# RCA DTA-800



## Stuart Sweet (Jun 19, 2006)

I put two of these in for a friend last week:










http://www.walmart.com/catalog/product.do?product_id=8343230

This is RCA's converter box available from Wal-Mart. I was fairly impressed by how easily it went together.

Pros:
Serviceable universal remote
Easy (EEASYY!!) setup
Small and unobtrusive
Signal meter on every channel info screen
Defaults to "crop" setting for 4:3 TVs which is probably what people want
Decent tuner, picked up distant signals even with "rabbit ears"

Cons:
Easily the cheapest RF cable I have ever seen
Electronic program guide only shows what's on now (no time in the future)
No AC passthrough (requires its own outlet)

If you can't wait forever, if your coupons are going to expire, and you're set on going to Wally World, this one's a decent choice.
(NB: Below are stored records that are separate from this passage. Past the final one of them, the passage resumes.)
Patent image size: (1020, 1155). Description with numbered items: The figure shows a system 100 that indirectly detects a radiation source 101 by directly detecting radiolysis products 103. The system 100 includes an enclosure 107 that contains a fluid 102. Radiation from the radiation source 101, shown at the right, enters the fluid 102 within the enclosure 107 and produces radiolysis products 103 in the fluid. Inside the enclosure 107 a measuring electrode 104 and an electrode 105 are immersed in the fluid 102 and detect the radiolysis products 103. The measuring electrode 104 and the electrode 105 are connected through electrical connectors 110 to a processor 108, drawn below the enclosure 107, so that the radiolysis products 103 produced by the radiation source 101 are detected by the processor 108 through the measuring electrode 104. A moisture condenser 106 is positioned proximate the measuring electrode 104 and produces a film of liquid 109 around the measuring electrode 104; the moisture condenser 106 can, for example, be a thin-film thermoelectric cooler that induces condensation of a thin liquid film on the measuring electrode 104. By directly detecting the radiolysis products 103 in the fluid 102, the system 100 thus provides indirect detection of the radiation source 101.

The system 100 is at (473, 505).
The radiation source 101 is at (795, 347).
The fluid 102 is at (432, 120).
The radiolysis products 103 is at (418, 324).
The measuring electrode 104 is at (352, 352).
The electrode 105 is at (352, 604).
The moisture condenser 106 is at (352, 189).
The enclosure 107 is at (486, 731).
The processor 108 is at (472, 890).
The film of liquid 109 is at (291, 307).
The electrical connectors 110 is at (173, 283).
If you can wait, the TR-40 seems like a better deal.


----------



## phox_mulder (Nov 1, 2007)

My coupons expire the end of June.

All I'm waiting for is for TiVo to announce which boxes they'll support for the Series 2's.
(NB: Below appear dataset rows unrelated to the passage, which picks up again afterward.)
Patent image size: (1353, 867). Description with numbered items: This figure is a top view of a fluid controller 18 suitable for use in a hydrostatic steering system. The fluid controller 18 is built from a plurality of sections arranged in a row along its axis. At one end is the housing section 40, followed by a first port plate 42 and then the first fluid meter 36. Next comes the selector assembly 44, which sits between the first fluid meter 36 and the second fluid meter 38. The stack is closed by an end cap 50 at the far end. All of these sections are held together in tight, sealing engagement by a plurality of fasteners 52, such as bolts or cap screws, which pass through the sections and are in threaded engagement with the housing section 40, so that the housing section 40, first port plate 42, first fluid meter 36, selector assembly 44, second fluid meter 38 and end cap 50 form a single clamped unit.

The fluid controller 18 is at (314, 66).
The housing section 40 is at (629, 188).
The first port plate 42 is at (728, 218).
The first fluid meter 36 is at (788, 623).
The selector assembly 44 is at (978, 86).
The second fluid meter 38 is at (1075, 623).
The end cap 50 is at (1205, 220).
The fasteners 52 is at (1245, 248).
My daughter got my S2 when I upgraded to the S3, and she'll be unhappy come February if she can't record her Idol, Top Model and Dancing with has-been Stars.

If TiVo doesn't announce, I just have to get a major brand and hope it's supported come February.

All the TV's in the house have ATSC tuners, the only reason I need the boxes is for recording either with the TiVo or old school VCR's.


phox


----------